Mais surtout le plus important c’est de renoncer à conférer aux prêtre le titre de père car c’est vraiment le titre par excellence qui installe une relation infantile entre les laïcs et les prêtres. De là découle la survalorisation du prêtre qui apparaît comme intangible et infaillible aux yeux des laïcs et qui a dissuadé certains évêques de dénoncer les agissements de certains d’entre eux au motif que leur devoir « paternel » leur imposait de protéger leurs prêtres.

L’expression « mon père » installe un rapport profondément pervers entre les laïcs et leurs prêtres. Ce n’est pas moi qui le dis c’est Dieu Lui-même en la personne de Jésus-Christ : « N’appelez personne sur la terre votre père, car un seul est votre Père, c’est celui qui est au ciel » (Matthieu 23, 9).

Sans compter que la – mauvaise – habitude d’appeler un prêtre « mon père » n’est pas si ancienne que cela. Pourquoi ne pas renouer avec l’habitude d’appeler un prêtre « monsieur » ? Après tout c’était l’usage en vigueur à l’époque de saint Vincent de Paul (1580-1660) qu’on appelait « monsieur Vincent ».
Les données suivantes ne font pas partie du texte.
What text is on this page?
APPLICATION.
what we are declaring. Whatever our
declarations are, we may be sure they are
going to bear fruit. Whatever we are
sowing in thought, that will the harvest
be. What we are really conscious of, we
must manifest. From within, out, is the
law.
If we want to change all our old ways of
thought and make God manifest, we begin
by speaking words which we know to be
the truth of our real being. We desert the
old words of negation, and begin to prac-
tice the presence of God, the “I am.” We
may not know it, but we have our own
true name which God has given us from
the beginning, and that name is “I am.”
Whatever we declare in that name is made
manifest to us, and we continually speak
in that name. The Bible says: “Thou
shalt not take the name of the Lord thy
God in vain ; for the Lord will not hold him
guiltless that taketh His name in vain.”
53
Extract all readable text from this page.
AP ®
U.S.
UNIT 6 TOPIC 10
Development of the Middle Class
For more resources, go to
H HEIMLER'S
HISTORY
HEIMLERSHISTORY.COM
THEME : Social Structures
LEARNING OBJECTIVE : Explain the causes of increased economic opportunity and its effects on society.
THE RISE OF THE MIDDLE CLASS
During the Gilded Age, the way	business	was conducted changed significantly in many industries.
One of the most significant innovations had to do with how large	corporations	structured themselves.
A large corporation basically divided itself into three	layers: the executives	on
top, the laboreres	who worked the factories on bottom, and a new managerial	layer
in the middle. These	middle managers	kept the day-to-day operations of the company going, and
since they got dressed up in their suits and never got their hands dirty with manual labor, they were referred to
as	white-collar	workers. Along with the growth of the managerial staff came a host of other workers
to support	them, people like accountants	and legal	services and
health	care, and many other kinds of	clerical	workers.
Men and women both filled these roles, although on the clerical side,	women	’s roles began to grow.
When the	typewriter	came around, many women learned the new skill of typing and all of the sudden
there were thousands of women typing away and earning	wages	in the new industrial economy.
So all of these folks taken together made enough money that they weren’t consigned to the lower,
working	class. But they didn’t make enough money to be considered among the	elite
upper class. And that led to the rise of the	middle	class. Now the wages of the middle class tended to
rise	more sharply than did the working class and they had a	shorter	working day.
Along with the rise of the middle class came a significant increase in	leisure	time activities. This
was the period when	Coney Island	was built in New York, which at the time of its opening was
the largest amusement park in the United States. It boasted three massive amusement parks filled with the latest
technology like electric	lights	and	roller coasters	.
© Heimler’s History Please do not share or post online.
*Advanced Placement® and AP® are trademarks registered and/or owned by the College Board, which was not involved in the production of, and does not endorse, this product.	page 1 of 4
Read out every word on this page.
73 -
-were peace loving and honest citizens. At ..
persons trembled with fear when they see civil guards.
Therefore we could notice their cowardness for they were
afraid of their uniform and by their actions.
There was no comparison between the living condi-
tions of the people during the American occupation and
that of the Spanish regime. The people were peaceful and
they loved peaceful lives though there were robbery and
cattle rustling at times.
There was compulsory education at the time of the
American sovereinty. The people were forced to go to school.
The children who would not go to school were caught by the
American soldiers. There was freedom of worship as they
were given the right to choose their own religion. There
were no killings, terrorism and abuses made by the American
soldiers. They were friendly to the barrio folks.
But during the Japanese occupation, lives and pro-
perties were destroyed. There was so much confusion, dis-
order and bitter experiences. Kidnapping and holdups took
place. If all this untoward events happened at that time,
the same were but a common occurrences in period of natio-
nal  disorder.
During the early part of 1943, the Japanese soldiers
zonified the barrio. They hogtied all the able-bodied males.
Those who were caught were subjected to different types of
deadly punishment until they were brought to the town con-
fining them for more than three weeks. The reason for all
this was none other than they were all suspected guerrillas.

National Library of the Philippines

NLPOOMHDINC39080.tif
3 réflexions sur « La pédophilie du clergé est un fruit du cléricalisme »

  1. Bonjour,
    Merci d’avoir partagé votre réflexion autour de ce sujet capital. J’en discutais il y a quelques mois avec un de mes amis prêtre. Selon lui le phénomène aurait deux racines tout aussi profondes l’une que l’autre :

    D’une part le cléricalisme, qui confère une position d’autorité au prêtre au sein de sa communauté, alors que son rôle premier est le service de son peuple par l’administration des sacrements. Cette position est sans doute encore renforcée par le fait qu’en dehors de l’Eglise ils sont victimes d’un rejet assez catégorique (mon curé m’a déjà dit avoir été insulté de « pédophile » en pleine rue, complètement gratuitement). Inconsciemment certains se disent peut-être « si je suis rejeté dans le monde, alors j’impose ma puissance dans l’Eglise ». C’est caricatural bien sûr, mais il pourrait y avoir un fond de vérité.
    Donc oui, nous avons à agir pour faire redescendre de leurs piédestaux nos pasteurs, à tous les niveaux de la « hiérarchie » de l’Eglise catholique romaine.

    Et la deuxième racine : un problème dans la maîtrise des désirs proprement sexuels. Ici, comment sont abordés ces thèmes au séminaire ? Quels sont leurs soutiens au quotidiens ? Comment la société hypersexualisée dans laquelle nous vivons influence-t-elle ce renoncement ?

    1. La difficulté à gérer ses désirs sexuels se pose pour chacun d’entre nous : à partir du moment où nous nous interdisons d’imposer nos désirs à autrui. C’est la base de la vie en société. Mais je crains que le vœu d’abstinence le fait de renoncer à avoir éventuellement des relations sexuelles soit très mal vécu au sein du clergé. Ne serait-ce que parce qu’il existe encore une suspicion au moins implicite sur la sexualité. Même de nos jours. Avez-vous remarqué que l’on parle toujours du vœu de chasteté pour signifier le vœu de célibat ? Si l’on prend à la lettre les vœux prononcés lors de l’ordination – c’est-à-dire si on prend au sérieux ce que nous disent les impétrants et leurs évêques – alors cela signifie que pureté (chasteté) = absence de relations sexuelles. Donc que relations sexuelles = impureté.
      Ce mépris du corps dont on ne trouve aucune trace dans la Bible est à mon avis imputable à l’influence très profonde de la philosophie grecque (platonisme) sur notre mentalité catholique. Comme quoi quelque chose peut être très catholique sans être très chrétien.